2 Total promises initialized
2 Initialized as Unresolved
0 Initialized as Resolved

and the 2 unresolved promises are: the first one generated in MyModule (when it executes var def=deferred()) and the second one generated when it executes MyModule.update(...)

But even if 2 promises are reported as unresolved:

Do you agree?

PS: let me know if something isn't clear and you want more details

medikoo commented 10 years ago

@bitliner you mix two different functionalities :)

  1. profile will inform about every promise created, no matter whether it was resolved or not. It's to help optimize the code so developer can track places where promises are created and maybe they shouldn't.
  2. monitor is to pickup only those unresolved, so results of algorithm error

You have absolutely correct output, there are no logs as reported by monitor functionality (all is fine), and there's correct output by profile.

"Initialized as Unresolved" means that promises were initialized as unresolved, but that doesn't mean they weren't resolved later. All promises created with deferred() and then resolved with either deferred.resolve and deferred.reject are understood as unresolved at initialization. To have promise resolved at initialization, you would have to create resolved promise right away via e.g. deferred('foo'), which will create promise that's already resolved with foo value.

To use just monitor, remove any deferred.profile and deferred.profileEnd calls, and just at beginining of your code do:

deferred.monitor(20000);

If there's no output after 20 seconds, it means all created promises were resolved.

I'm closing it for now, but please let me know if still there's some issue, or something is not clear.

anjil commented 6 years ago

I used the same code shared in the documentation and even that give 2 unresolved promises.
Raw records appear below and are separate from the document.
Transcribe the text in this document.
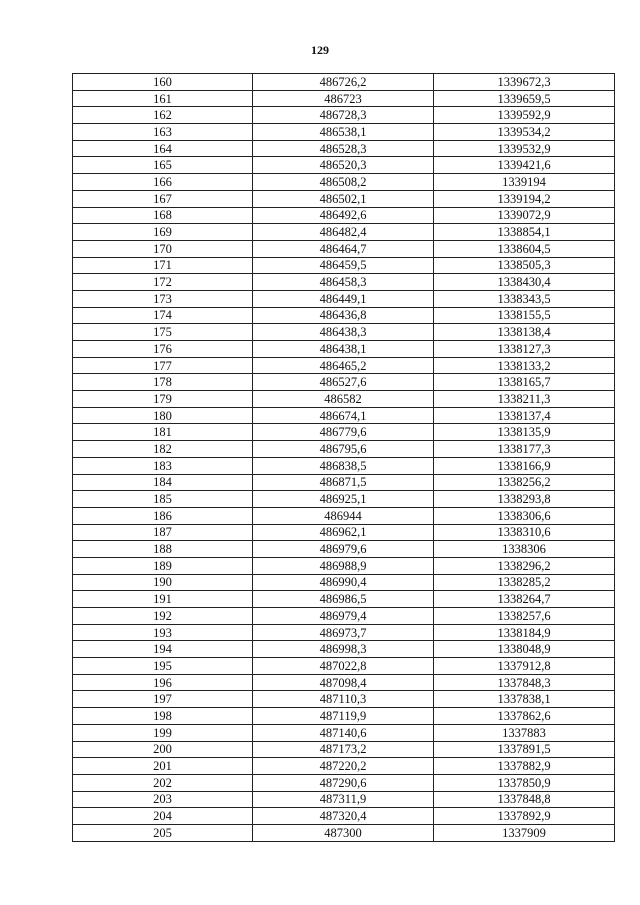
129
160	486726,2	1339672,3
161	486723	1339659,5
162	486728,3	1339592,9
163	486538,1	1339534,2
164	486528,3	1339532,9
165	486520,3	1339421,6
166	486508,2	1339194
167	486502,1	1339194,2
168	486492,6	1339072,9
169	486482,4	1338854,1
170	486464,7	1338604,5
171	486459,5	1338505,3
172	486458,3	1338430,4
173	486449,1	1338343,5
174	486436,8	1338155,5
175	486438,3	1338138,4
176	486438,1	1338127,3
177	486465,2	1338133,2
178	486527,6	1338165,7
179	486582	1338211,3
180	486674,1	1338137,4
181	486779,6	1338135,9
182	486795,6	1338177,3
183	486838,5	1338166,9
184	486871,5	1338256,2
185	486925,1	1338293,8
186	486944	1338306,6
187	486962,1	1338310,6
188	486979,6	1338306
189	486988,9	1338296,2
190	486990,4	1338285,2
191	486986,5	1338264,7
192	486979,4	1338257,6
193	486973,7	1338184,9
194	486998,3	1338048,9
195	487022,8	1337912,8
196	487098,4	1337848,3
197	487110,3	1337838,1
198	487119,9	1337862,6
199	487140,6	1337883
200	487173,2	1337891,5
201	487220,2	1337882,9
202	487290,6	1337850,9
203	487311,9	1337848,8
204	487320,4	1337892,9
205	487300	1337909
The sample is as below:

var deferred = require('deferred');

deferred.profile();

var delay = function (fn, timeout) {
  return function () {
    var def = deferred(), self = this, args = arguments;

    setTimeout(function () {
      var value;
      try {
        value = fn.apply(self, args);
      } catch (e) {
        def.reject(e);
        return;
      }
      def.resolve(value);
    }, timeout);

    return def.promise;
  };
};

var delayedAdd = delay(function (a, b) {
  return a + b;
}, 100);

var resultPromise = delayedAdd(2, 3);

console.log(deferred.isPromise(resultPromise)); // true

resultPromise(function (value) {
  // Invoked after 100 milliseconds
  console.log(value); // 5
});

var stats = deferred.profileEnd(); // End profiling
console.log(stats.log);

Output is:

true
------------------------------------------------------------
Deferred usage statistics:

2 Total promises initialized
2 Initialized as Unresolved
0 Initialized as Resolved

Unresolved promises were initialized at:
1 at /home/node/Documents/learn/scrapping/index.js:7:15
1 at Object.<anonymous> (/home/node/Documents/learn/scrapping/index.js:32:1)
------------------------------------------------------------

5

Please let me know what's the issue.

medikoo commented 6 years ago

@anjil all is as expected, and there's no issue. See it's "Initialized as Unresolved", not "Never resolved". It's those that never resolve that signal an issue.

All promises created with deferred() and then resolved with either deferred.resolve and deferred.reject are understood as "Unresolved at initialization".

To have promise resolved at initialization, you would have to create resolved promise right away via e.g. deferred('foo'), which will create promise that's already resolved with foo value.